When stem cells divide asymmetrically by cell fate, one daughter cell is a replacement stem while the other is fated to differentiate toward a particular cell lineage. One pole of the dividing cell physically touches a specific cell or tissue layer and the other orients away from this source of orientation, and the daughter cells of differing fate end up at opposite ends after cytokinesis (1). The daughter cells inherit different macromolecules: proteins, centrosomes and even epigenetically modified DNA of different age (2-5), and this is essential to establish the different fates of the daughters. This situation suggests that mechanical sensation of the extracellular matrix (ECM) regulate asymmetric fates of the daughter cells. We hypothesize that asymmetric divisions of mouse and human ESCs correlate with and are regulated by the asymmetric mechanical forces generated between cells and their environment. Furthermore, we suggest that mechanical changes of the microenvironment, which feed-back to control the cellular forces (6, 7, 8) influence the differentiation fate of the daughters. Such a mechanical feedback between asymmetrically dividing cells and their environment might be a key determinant in organ formation. Our collaborative teams will study how the forces applied by embryonic stem cells onto their surrounding environment correlate with the daughter cell fates. We will also evaluate the effect of matrices with asymmetric rigidity on mouse and human ESC asymmetric divisions.

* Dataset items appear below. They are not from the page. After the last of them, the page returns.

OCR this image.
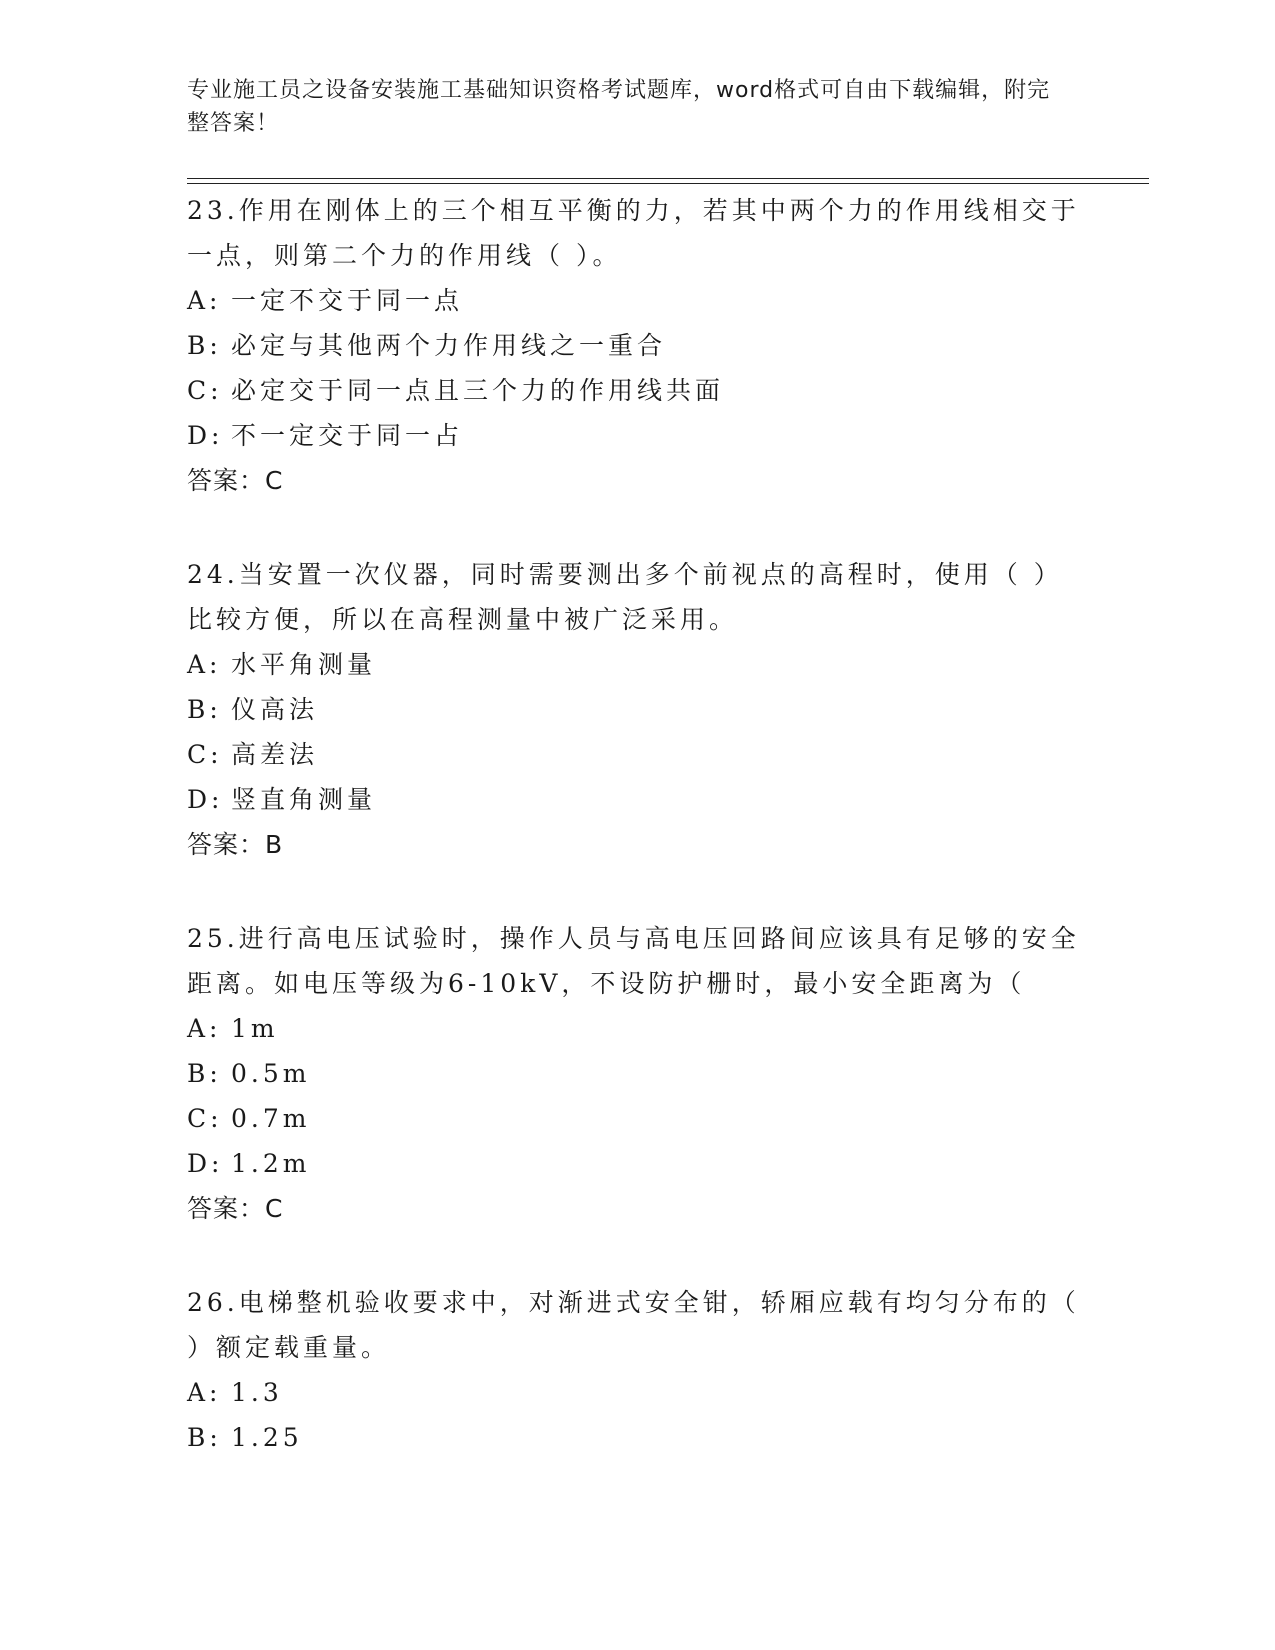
专业施工员之设备安装施工基础知识资格考试题库，word格式可自由下载编辑，附完整答案！

23.作用在刚体上的三个相互平衡的力，若其中两个力的作用线相交于一点，则第二个力的作用线（ ）。

A: 一定不交于同一点

B: 必定与其他两个力作用线之一重合

C: 必定交于同一点且三个力的作用线共面

D: 不一定交于同一占

答案：C

24.当安置一次仪器，同时需要测出多个前视点的高程时，使用（ ）比较方便，所以在高程测量中被广泛采用。

A: 水平角测量

B: 仪高法

C: 高差法

D: 竖直角测量

答案：B

25.进行高电压试验时，操作人员与高电压回路间应该具有足够的安全距离。如电压等级为6-10kV，不设防护栅时，最小安全距离为（

A: 1m

B: 0.5m

C: 0.7m

D: 1.2m

答案：C

26.电梯整机验收要求中，对渐进式安全钳，轿厢应载有均匀分布的（ ）额定载重量。

A: 1.3

B: 1.25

Our study will provide the first exploration of asymmetric bio-mechanical forces in regulating asymmetric divisions of pluripotent stem cells, leading to novel ways to control tissue and organ formation.

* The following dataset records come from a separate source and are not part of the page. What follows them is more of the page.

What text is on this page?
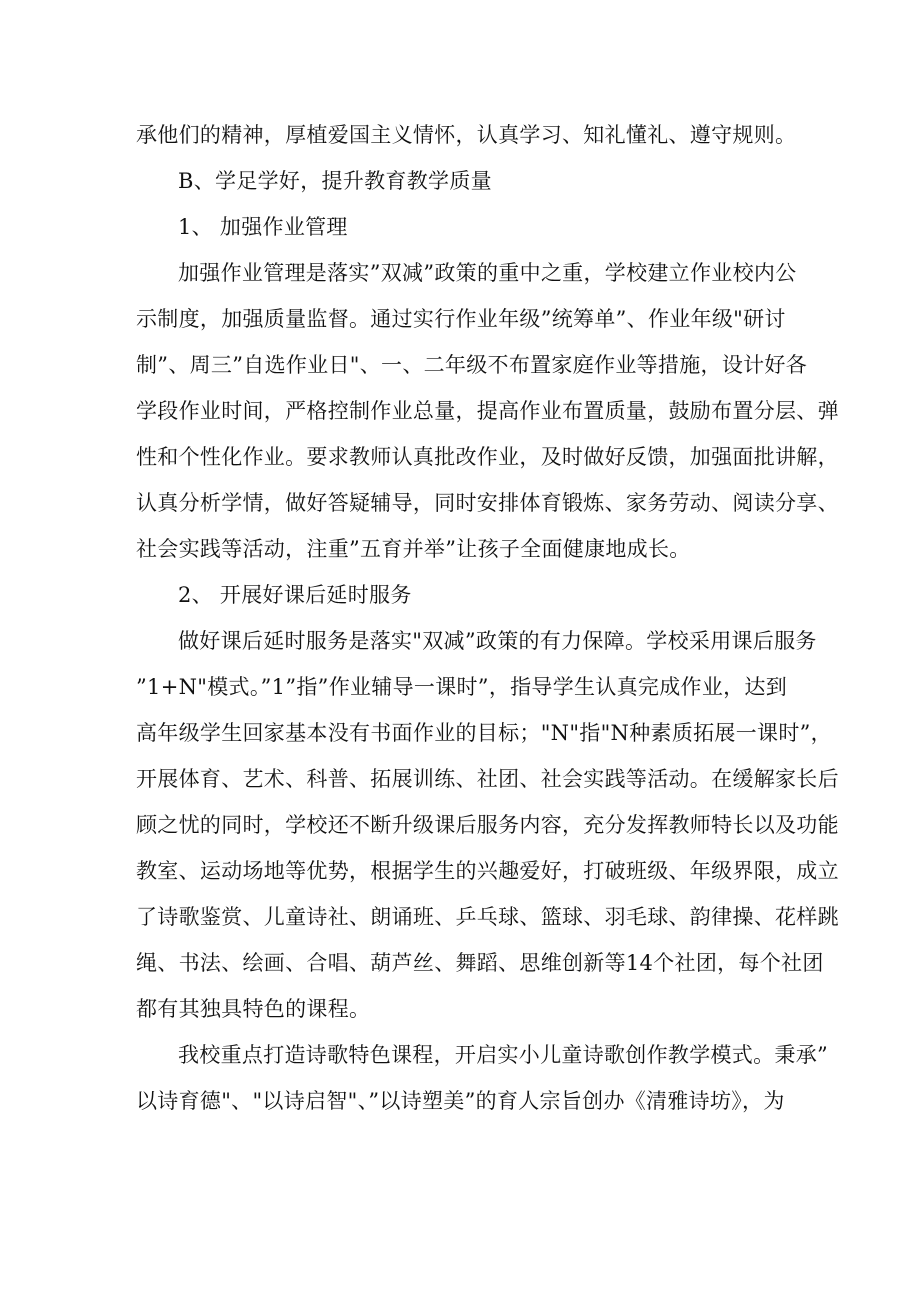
承他们的精神，厚植爱国主义情怀，认真学习、知礼懂礼、遵守规则。
B、学足学好，提升教育教学质量
1、 加强作业管理
加强作业管理是落实”双减”政策的重中之重，学校建立作业校内公
示制度，加强质量监督。通过实行作业年级”统筹单”、作业年级"研讨
制”、周三”自选作业日"、一、二年级不布置家庭作业等措施，设计好各
学段作业时间，严格控制作业总量，提高作业布置质量，鼓励布置分层、弹
性和个性化作业。要求教师认真批改作业，及时做好反馈，加强面批讲解，
认真分析学情，做好答疑辅导，同时安排体育锻炼、家务劳动、阅读分享、
社会实践等活动，注重”五育并举”让孩子全面健康地成长。
2、 开展好课后延时服务
做好课后延时服务是落实"双减”政策的有力保障。学校采用课后服务
”1+N"模式。”1”指”作业辅导一课时”，指导学生认真完成作业，达到
高年级学生回家基本没有书面作业的目标；"N"指"N种素质拓展一课时”，
开展体育、艺术、科普、拓展训练、社团、社会实践等活动。在缓解家长后
顾之忧的同时，学校还不断升级课后服务内容，充分发挥教师特长以及功能
教室、运动场地等优势，根据学生的兴趣爱好，打破班级、年级界限，成立
了诗歌鉴赏、儿童诗社、朗诵班、乒乓球、篮球、羽毛球、韵律操、花样跳
绳、书法、绘画、合唱、葫芦丝、舞蹈、思维创新等14个社团，每个社团
都有其独具特色的课程。
我校重点打造诗歌特色课程，开启实小儿童诗歌创作教学模式。秉承”
以诗育德"、"以诗启智"、”以诗塑美”的育人宗旨创办《清雅诗坊》，为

Context-dependent viral mutations as signatures of innate immune evasion

Rasmus Nielsen, Department of Integrative Biology, UC Berkeley
Adi Stern, Department of Molecular Microbiology and Biotechnology, Tel Aviv University

Viral genomes are often extremely compact, and revealing the factors that drive the composition of these genomes is central to understanding viral evolution. Surprisingly, substantial biases in nucleotide composition exist for many viruses. For example as shown herein, many viruses are strongly depleted of the dinucleotides CpG and UpA. This has led to the hypothesis that these dinucleotides trigger innate immune defenses, leading to strong selection against these dinucleotides in the viral genome. Here we propose to develop a statistical framework in order to examine how the context of viral polymorphisms affects their presence in viral genomes. This framework will expand upon the dinucleotide context in order to determine whether enrichment or depletion of longer sequence signatures is driven by mutation or by selection. We will use this new framework to examine synonymous polymorphisms in a unique experimental system of polioviruses, where viral mutations can be directly observed as they arise. Results of this analysis will allow us to decipher the powerful arsenal of tools used by innate immunity to curb viral replication, potentially allowing enhanced vaccine design and novel therapeutic strategies.